Widely expected? By whom and why? Are Nasim and I not expected to know what is happening in this country? Have I not seen the marks left by the beatings inflicted on journalist Hussain Haqqani's bottom? Do we both not know how editor Najam Sethi's house was broken into by government goons in the middle of the night, how he was dragged away blindfolded and kept for a month in solitary confinement in safe houses?

Then there arrives a letter from the Foreign Office saying, "Please be informed that the Prime Minister has been pleased to nominate you as a special envoy to visit West Coast cities and Washington to explain post-Kargil situation to public representatives, think-tanks and media."

The Prime Minister may not know, but surely the Foreign Office does, what happens when private individuals address think tanks and the media in the US and how he is questioned?
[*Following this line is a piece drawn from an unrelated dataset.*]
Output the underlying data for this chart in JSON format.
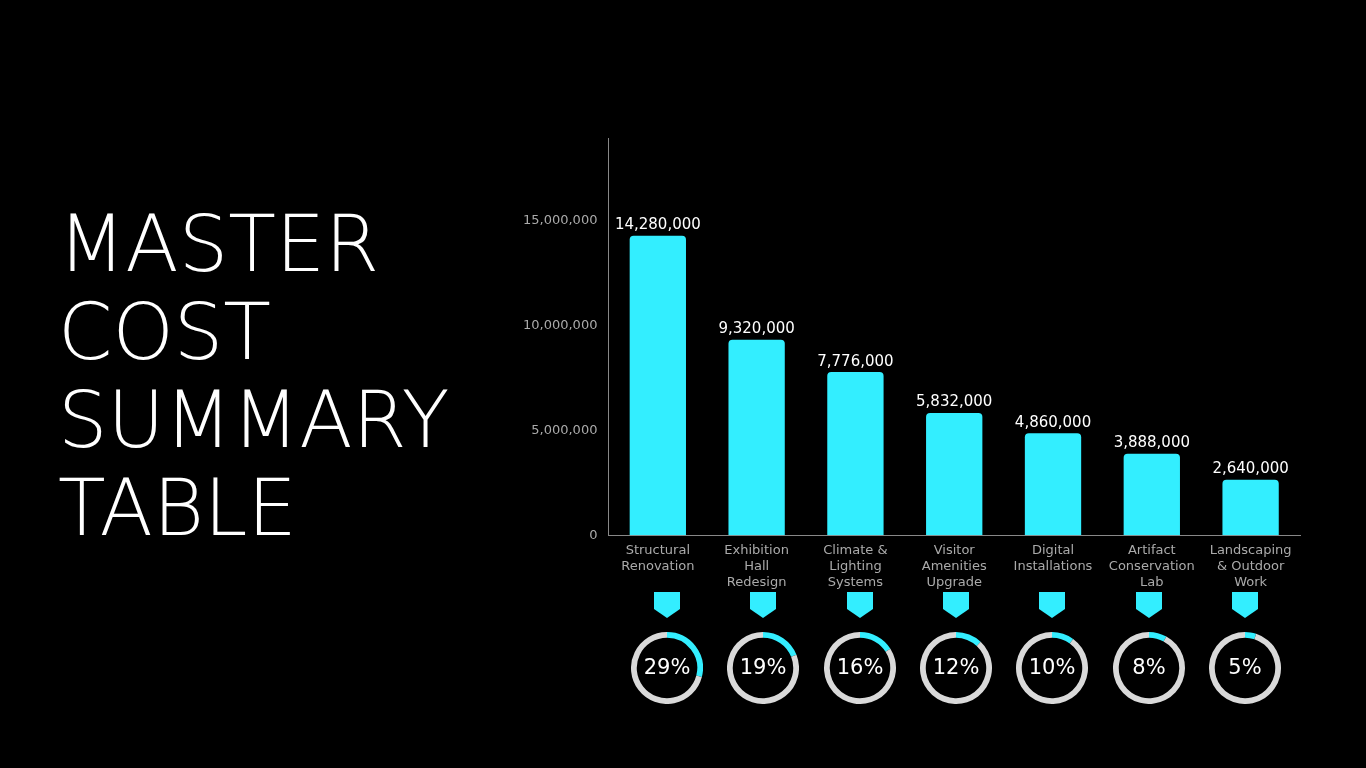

What could I possibly have told them about Kargil other than, as I have declared publicly, that it was an unmitigated disaster. Do I tell them that I come from an illiterate country of 140 million whose Senate Chairman, the same Rhodes scholar, will not permit debate or discussion on what is euphemistically known here as 'honour killings,' thus legalizing murder? Or, that I come from a country where the government sends in a mob to raid the Supreme Court to obstruct the course of justice, a raid filmed by the international media and by the court's own cameras, for which raid it was much later held by three judges of the same court that no one was responsible, implying that in actual fact it never took place? What do I say about the 'extra judicial' killings and of killings whilst in police custody?

As far as Kargil is concerned, we should do everything possible to put a damper on it, to try and make the world forget. Scapegoats are always created after blunders, and today it is the army that is being blamed. Some are led to believe that the prime minister was not aware of the operation. Whether he was or not, he must know that the buck stops at his table, or at the table of the Supreme Commander of our Armed Forces, President R. A. Tarar.

Things could be different if the fun-seekers and looters of the people's wealth ruling over us from Islamabad were answerable to a public that is literate and educated in the greater majority.